A divided Supreme Court held that a Louisiana congressional district is a constitutionally impermissible racial gerrymander because no “compelling interest” prescribed by federal law justified the state’s intentional use of race to draw the boundaries of the district.
Many landmark decisions are cited in the justices’ opinions. No opinion mentions the case I lost half a century ago, in which the neighborhood of Williamsburg in Brooklyn, N.Y., was victimized by an acknowledged deliberate racial gerrymander.
Before 1972, Williamsburg’s Jewish community (called “the Hasidic community” in the court’s opinions) was represented by one state senator and one assemblyman. The Jewish vote obviously controlled these seats. To increase the likelihood of nonwhite representation and secure federal approval under the federal Voting Rights Act, New York in 1974 sliced the Jewish Hasidic Assembly and Senate districts in half.
All acknowledged that this was done to create election districts with at least 65% eligible nonwhite voters. Members of the Jewish community of Williamsburg asked me to represent them in challenging this blatant racial gerrymander.
The federal complaint I drafted (misspelling Williamsburg to match the colonial American town) seemed straightforward. Racial criteria are forbidden by the post-Civil War constitutional amendments.
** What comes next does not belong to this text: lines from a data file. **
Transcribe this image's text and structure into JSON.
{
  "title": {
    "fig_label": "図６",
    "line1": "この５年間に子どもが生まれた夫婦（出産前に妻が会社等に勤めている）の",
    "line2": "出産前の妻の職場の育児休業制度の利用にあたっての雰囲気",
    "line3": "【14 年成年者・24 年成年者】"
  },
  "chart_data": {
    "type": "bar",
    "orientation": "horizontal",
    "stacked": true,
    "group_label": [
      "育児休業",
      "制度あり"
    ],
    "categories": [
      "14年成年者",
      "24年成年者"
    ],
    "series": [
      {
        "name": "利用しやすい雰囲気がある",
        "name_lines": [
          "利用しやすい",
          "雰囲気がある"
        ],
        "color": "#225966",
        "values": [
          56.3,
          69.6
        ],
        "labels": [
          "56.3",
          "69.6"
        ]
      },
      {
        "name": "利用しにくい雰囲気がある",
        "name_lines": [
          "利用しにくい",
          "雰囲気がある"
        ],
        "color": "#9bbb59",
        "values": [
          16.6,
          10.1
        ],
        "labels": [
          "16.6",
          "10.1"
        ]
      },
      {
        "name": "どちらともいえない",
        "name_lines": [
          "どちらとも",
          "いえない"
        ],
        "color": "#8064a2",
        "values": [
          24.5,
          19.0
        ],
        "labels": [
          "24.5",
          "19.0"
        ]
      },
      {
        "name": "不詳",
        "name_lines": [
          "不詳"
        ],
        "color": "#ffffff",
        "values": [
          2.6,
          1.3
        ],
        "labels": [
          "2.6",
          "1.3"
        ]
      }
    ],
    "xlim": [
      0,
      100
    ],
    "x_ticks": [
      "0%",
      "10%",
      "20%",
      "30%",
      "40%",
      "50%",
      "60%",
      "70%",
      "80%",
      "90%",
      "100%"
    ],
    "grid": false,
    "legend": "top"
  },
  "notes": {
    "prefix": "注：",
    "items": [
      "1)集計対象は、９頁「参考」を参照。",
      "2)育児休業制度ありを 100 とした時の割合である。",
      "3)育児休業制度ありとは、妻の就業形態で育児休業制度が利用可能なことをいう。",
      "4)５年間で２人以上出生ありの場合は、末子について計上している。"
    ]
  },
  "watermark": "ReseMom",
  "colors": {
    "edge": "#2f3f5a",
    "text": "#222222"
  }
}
The new district lines were unquestionably racially motivated. When we physically filed my complaint in the office of the federal court in Brooklyn, a Puerto Rican young clerk read it quickly, stamped it, and said prophetically, to my distinct recollection, “This case looks like it will go to the Supreme Court.”
The case was randomly assigned to the judge on the Brooklyn federal court, who, all agreed, was the least qualified to render a learned decision. We asked for an immediate hearing and order suspending the law. The judge’s comments from the bench before a mid-morning recess leaned in our favor, but after a break (during which he was probably called by political cronies), he changed his tune.
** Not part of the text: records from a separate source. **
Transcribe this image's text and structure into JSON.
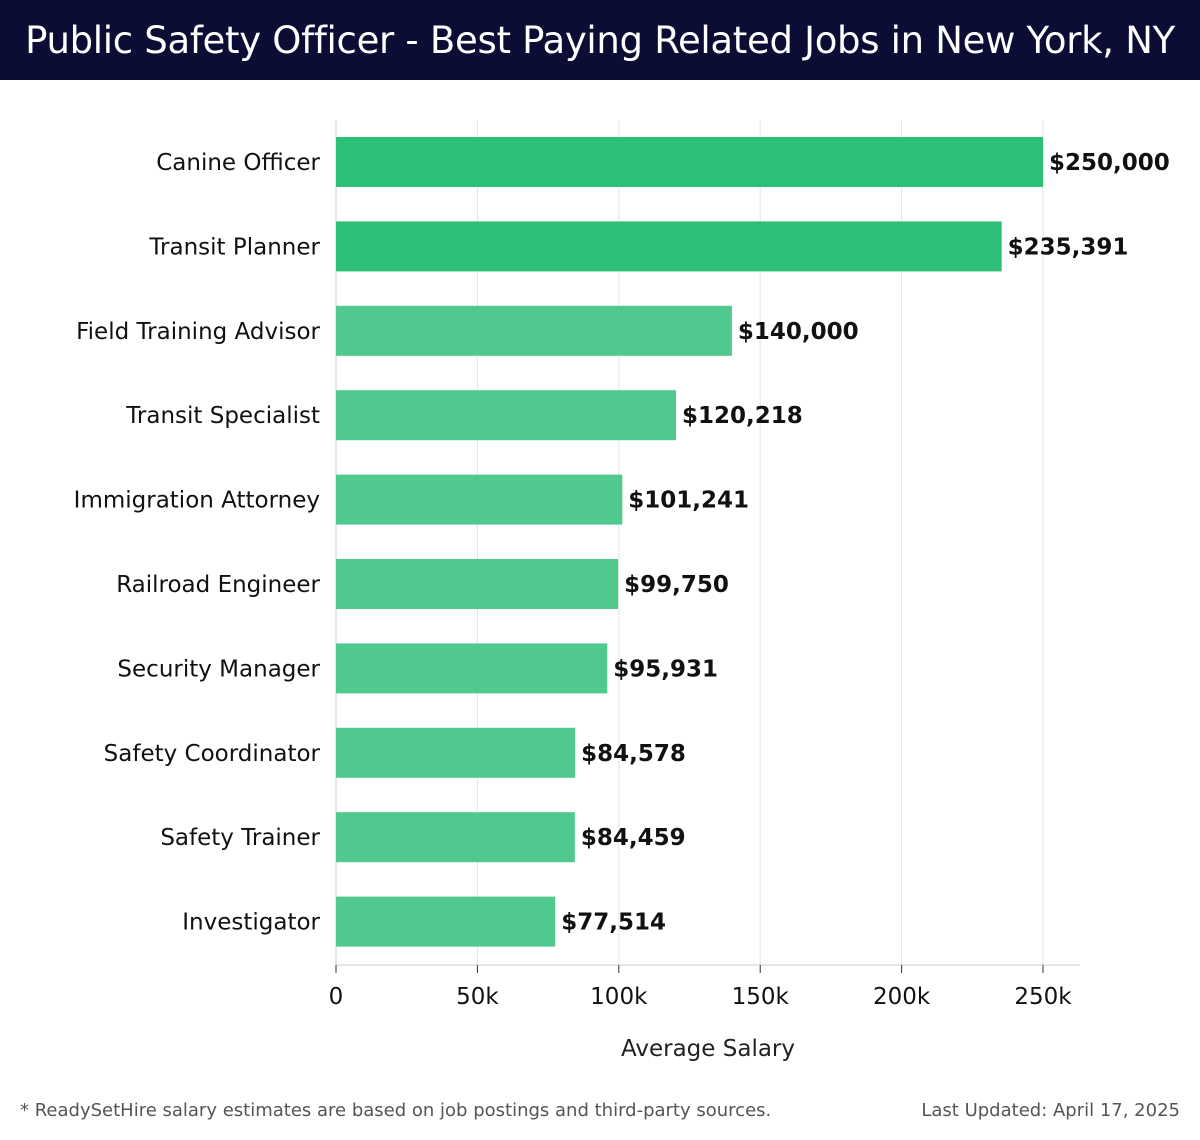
{
  "header": {
    "title": "Public Safety Officer - Best Paying Related Jobs in New York, NY",
    "background_color": "#0b0d35"
  },
  "chart_data": {
    "type": "bar",
    "orientation": "horizontal",
    "categories": [
      "Canine Officer",
      "Transit Planner",
      "Field Training Advisor",
      "Transit Specialist",
      "Immigration Attorney",
      "Railroad Engineer",
      "Security Manager",
      "Safety Coordinator",
      "Safety Trainer",
      "Investigator"
    ],
    "values": [
      250000,
      235391,
      140000,
      120218,
      101241,
      99750,
      95931,
      84578,
      84459,
      77514
    ],
    "value_labels": [
      "$250,000",
      "$235,391",
      "$140,000",
      "$120,218",
      "$101,241",
      "$99,750",
      "$95,931",
      "$84,578",
      "$84,459",
      "$77,514"
    ],
    "xlabel": "Average Salary",
    "ylabel": "",
    "xlim": [
      0,
      262500
    ],
    "xticks": [
      0,
      50000,
      100000,
      150000,
      200000,
      250000
    ],
    "xtick_labels": [
      "0",
      "50k",
      "100k",
      "150k",
      "200k",
      "250k"
    ],
    "grid": "vertical",
    "colors": {
      "top_bars": "#2dbf77",
      "other_bars": "#50c98e",
      "gridline": "#e3e3e3",
      "axis": "#cccccc"
    }
  },
  "footer": {
    "note": "* ReadySetHire salary estimates are based on job postings and third-party sources.",
    "updated": "Last Updated: April 17, 2025"
  }
}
We lost in the trial court. The Court of Appeals for the Second Circuit affirmed the district judge’s decision notwithstanding a compelling dissent from District Judge Marvin Frankel (which probably cost him a place on the Court of Appeals). My petition for Supreme Court review was granted. I argued the case almost 50 years ago—on Oct. 6, 1976.
Robert Bork, who was then the solicitor general, opposed me. The court’s decision, announced by Justice Byron White in March 1977, was fractured. There were many separate concurrences, and several justices joined only a portion of White’s opinion. Justice Potter Stewart concurred in the judgment and filed an opinion that was joined only by Justice Lewis Powell.
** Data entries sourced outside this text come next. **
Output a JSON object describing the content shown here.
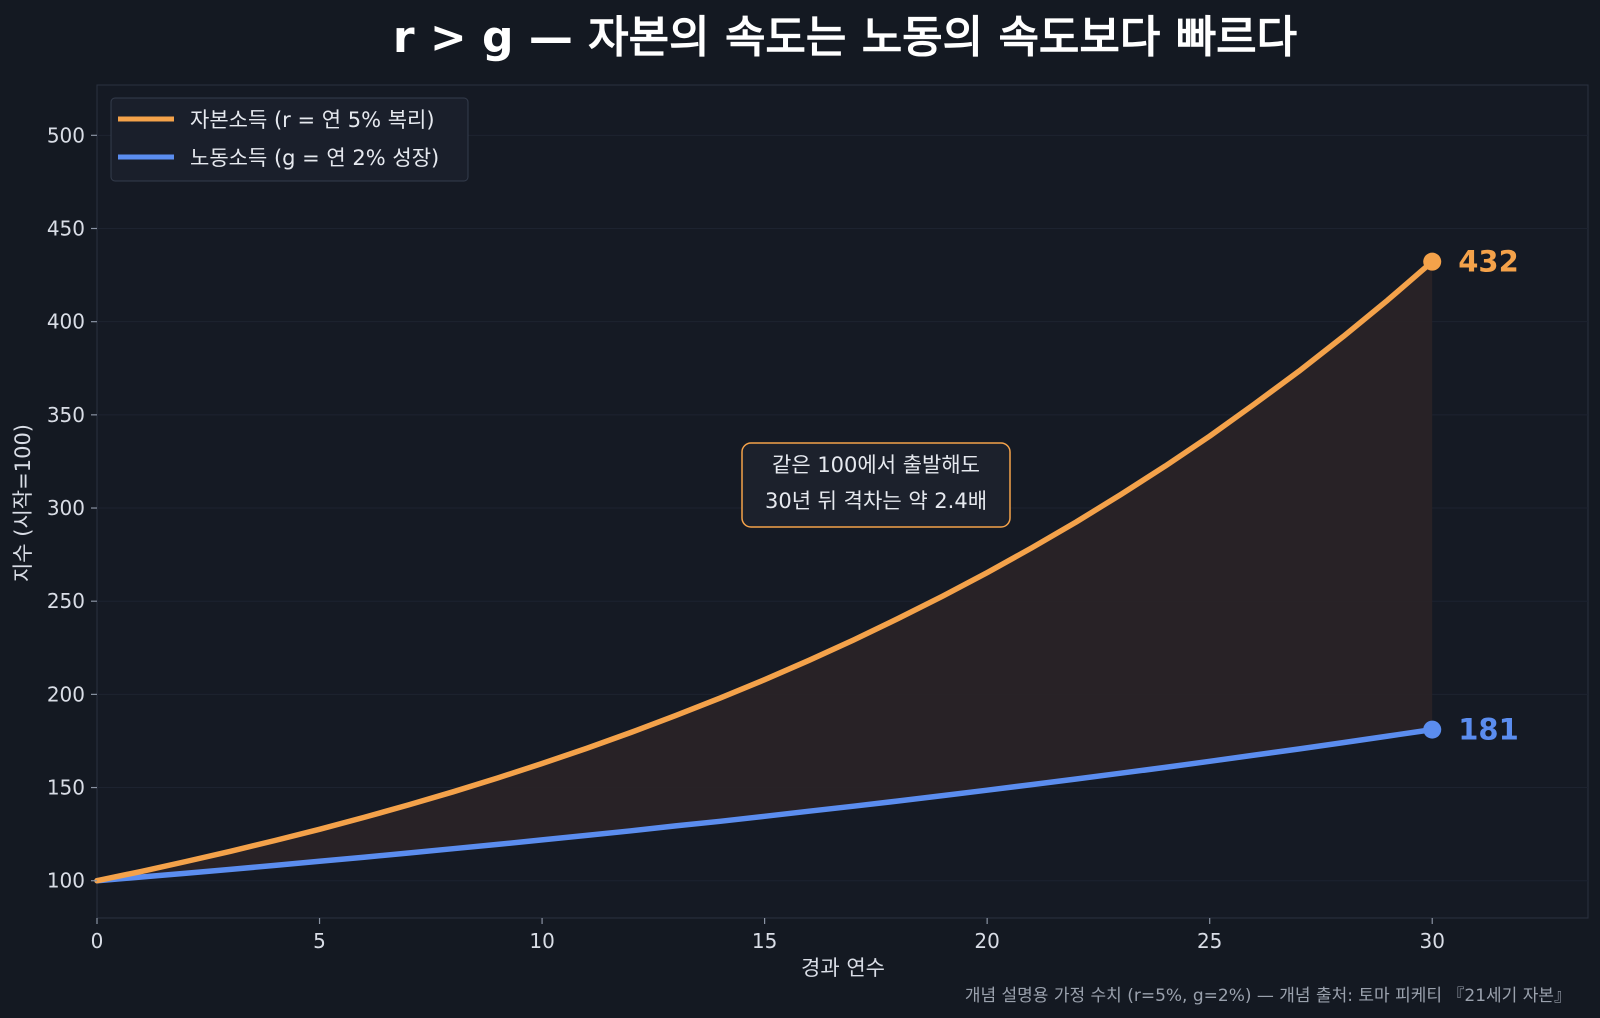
{
  "colors": {
    "background": "#141922",
    "plot_background": "#151a24",
    "capital": "#f4a24a",
    "labor": "#5b8def",
    "fill": "#2a2427",
    "grid": "#1d2330"
  },
  "chart_data": {
    "type": "line",
    "title": "r > g — 자본의 속도는 노동의 속도보다 빠르다",
    "xlabel": "경과 연수",
    "ylabel": "지수 (시작=100)",
    "xlim": [
      0,
      33.5
    ],
    "ylim": [
      80,
      527
    ],
    "x_ticks": [
      0,
      5,
      10,
      15,
      20,
      25,
      30
    ],
    "y_ticks": [
      100,
      150,
      200,
      250,
      300,
      350,
      400,
      450,
      500
    ],
    "grid": true,
    "legend_position": "top-left",
    "x": [
      0,
      1,
      2,
      3,
      4,
      5,
      6,
      7,
      8,
      9,
      10,
      11,
      12,
      13,
      14,
      15,
      16,
      17,
      18,
      19,
      20,
      21,
      22,
      23,
      24,
      25,
      26,
      27,
      28,
      29,
      30
    ],
    "series": [
      {
        "name": "자본소득 (r = 연 5% 복리)",
        "color": "#f4a24a",
        "values": [
          100,
          105,
          110.3,
          115.8,
          121.6,
          127.6,
          134,
          140.7,
          147.7,
          155.1,
          162.9,
          171,
          179.6,
          188.6,
          198,
          207.9,
          218.3,
          229.2,
          240.7,
          252.7,
          265.3,
          278.6,
          292.5,
          307.2,
          322.5,
          338.6,
          355.7,
          373.3,
          392,
          411.6,
          432.2
        ],
        "end_label": "432"
      },
      {
        "name": "노동소득 (g = 연 2% 성장)",
        "color": "#5b8def",
        "values": [
          100,
          102,
          104,
          106.1,
          108.2,
          110.4,
          112.6,
          114.9,
          117.2,
          119.5,
          121.9,
          124.3,
          126.8,
          129.4,
          131.9,
          134.6,
          137.3,
          140,
          142.8,
          145.7,
          148.6,
          151.6,
          154.6,
          157.7,
          160.8,
          164.1,
          167.4,
          170.7,
          174.1,
          177.6,
          181.1
        ],
        "end_label": "181"
      }
    ],
    "annotation": {
      "line1": "같은 100에서 출발해도",
      "line2": "30년 뒤 격차는 약 2.4배"
    },
    "source_note": "개념 설명용 가정 수치 (r=5%, g=2%) — 개념 출처: 토마 피케티 『21세기 자본』"
  }
}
The sole dissenter was then Chief Justice Warren Burger. He rejected the legal position endorsed by the rest of the court—that Section 5 of the 1965 Voting Rights Act empowered New York to design a significant nonwhite voting majority. Burger’s dissent said, in language that foreshadowed the court’s recent ruling: “Manipulating the racial composition of electoral districts to assure one minority or another its ‘deserved’ representation will not promote the goal of a racially neutral legislature.”
I recall encountering Stewart shortly after the decision was announced. I was descending the front steps of the court building, and he was coming up, probably after lunch. (In those days, the front steps were open to all.) He said to me, “Nat, that was a hard case you gave us.” I replied, “So why did I get so little support?”
The passage of half a century, the enactment of additional civil-rights election laws and the issuance of many Supreme Court opinions in recent decades have driven into obscurity my 1967 personal experience with racial gerrymandering that harmed the Jewish electorate.
The 1960s legislature that supported New York’s Jewish population is gone. Jews today are fighting antisemitism in the New York legislature, as well as in its cities and streets.
Is there a legal path that will secure for New York’s Jewish voters the capacity to elect legislators who will protect their interests, just as the state’s nonwhite voters of the 1960s were fortified by the distinctive relief that I unsuccessfully challenged? It will take imaginative legislation, but the possibility exists under the Supreme Court’s latest decision because it invalidated only legislation that squarely discriminates based on race and thereby conflicts with the 14th and 15th amendments.